The current dimensions of the dataset can be obtained using the following query:
dim(eggs)[1] 120 6
We see that this is a 120 x 6 dataset. To pivot the data into a longer and narrower form, each variable representing the type of egg should be compacted into a single egg_type column with quantities represented in a egg_quantity column. Consequently, the new dimensions would become 480 x 4. This form is much more suited for data analysis.
The pivot_longer function transforms the data into a longer and narrower form. The names of the columns to be changed to observation values are specified using the cols parameter. The names_to and values_to parameters are used for the name of the superseding columns and represent the previous column names and their values respectively.

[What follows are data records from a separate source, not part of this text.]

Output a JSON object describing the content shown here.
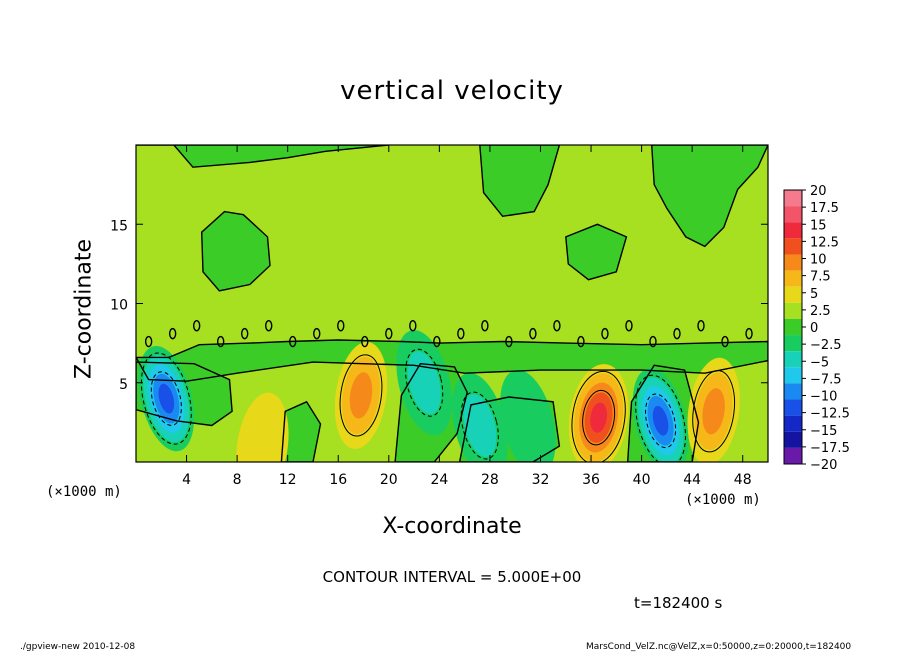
{
  "chart_data": {
    "type": "heatmap",
    "title": "vertical velocity",
    "xlabel": "X-coordinate",
    "ylabel": "Z-coordinate",
    "x_unit_label": "(×1000 m)",
    "xlim": [
      0,
      50
    ],
    "ylim": [
      0,
      20
    ],
    "x_ticks": [
      4,
      8,
      12,
      16,
      20,
      24,
      28,
      32,
      36,
      40,
      44,
      48
    ],
    "y_ticks": [
      5,
      10,
      15
    ],
    "colorbar": {
      "levels": [
        20,
        17.5,
        15,
        12.5,
        10,
        7.5,
        5,
        2.5,
        0,
        -2.5,
        -5,
        -7.5,
        -10,
        -12.5,
        -15,
        -17.5,
        -20
      ],
      "labels": [
        "20",
        "17.5",
        "15",
        "12.5",
        "10",
        "7.5",
        "5",
        "2.5",
        "0",
        "−2.5",
        "−5",
        "−7.5",
        "−10",
        "−12.5",
        "−15",
        "−17.5",
        "−20"
      ],
      "colors": [
        "#f47a8e",
        "#f2556a",
        "#ee2a3c",
        "#f0501e",
        "#f58a1a",
        "#f6b818",
        "#e8d81a",
        "#a6e020",
        "#3ccc28",
        "#18cc60",
        "#18d2b8",
        "#20c8ec",
        "#1a8af2",
        "#1850e8",
        "#1428c8",
        "#1414a0",
        "#6a1aa8"
      ]
    },
    "features": [
      {
        "kind": "updraft",
        "x": 17.8,
        "z": 4.2,
        "peak": 8
      },
      {
        "kind": "updraft",
        "x": 36.6,
        "z": 2.8,
        "peak": 14
      },
      {
        "kind": "updraft",
        "x": 45.7,
        "z": 3.2,
        "peak": 8
      },
      {
        "kind": "updraft",
        "x": 10.0,
        "z": 1.0,
        "peak": 4
      },
      {
        "kind": "downdraft",
        "x": 2.4,
        "z": 4.0,
        "peak": -13
      },
      {
        "kind": "downdraft",
        "x": 41.5,
        "z": 2.6,
        "peak": -13
      },
      {
        "kind": "downdraft",
        "x": 22.8,
        "z": 5.0,
        "peak": -6
      },
      {
        "kind": "downdraft",
        "x": 27.2,
        "z": 2.3,
        "peak": -6
      },
      {
        "kind": "downdraft",
        "x": 31.0,
        "z": 2.5,
        "peak": -3
      }
    ],
    "contour_interval_text": "CONTOUR INTERVAL = 5.000E+00",
    "time_text": "t=182400 s"
  },
  "footer": {
    "left": "./gpview-new  2010-12-08",
    "right": "MarsCond_VelZ.nc@VelZ,x=0:50000,z=0:20000,t=182400"
  }
}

eggs_long_narrow <- pivot_longer(eggs,
cols = c(large_half_dozen, large_dozen, extra_large_half_dozen, extra_large_dozen),
names_to = "egg_type",
values_to = "egg_quantity")
eggs_long_narrow# A tibble: 480 × 4
month year egg_type egg_quantity
<chr> <dbl> <chr> <dbl>
1 January 2004 large_half_dozen 126
2 January 2004 large_dozen 230
3 January 2004 extra_large_half_dozen 132
4 January 2004 extra_large_dozen 230
5 February 2004 large_half_dozen 128.
6 February 2004 large_dozen 226.
7 February 2004 extra_large_half_dozen 134.
8 February 2004 extra_large_dozen 230
9 March 2004 large_half_dozen 131
10 March 2004 large_dozen 225
# ℹ 470 more rows
The data is now much easier to work with. The dimensions of 480 x 4 match our pivot estimates from the previous section. The egg_type and egg_quantity variables are of the <chr> and <dbl> types respectively.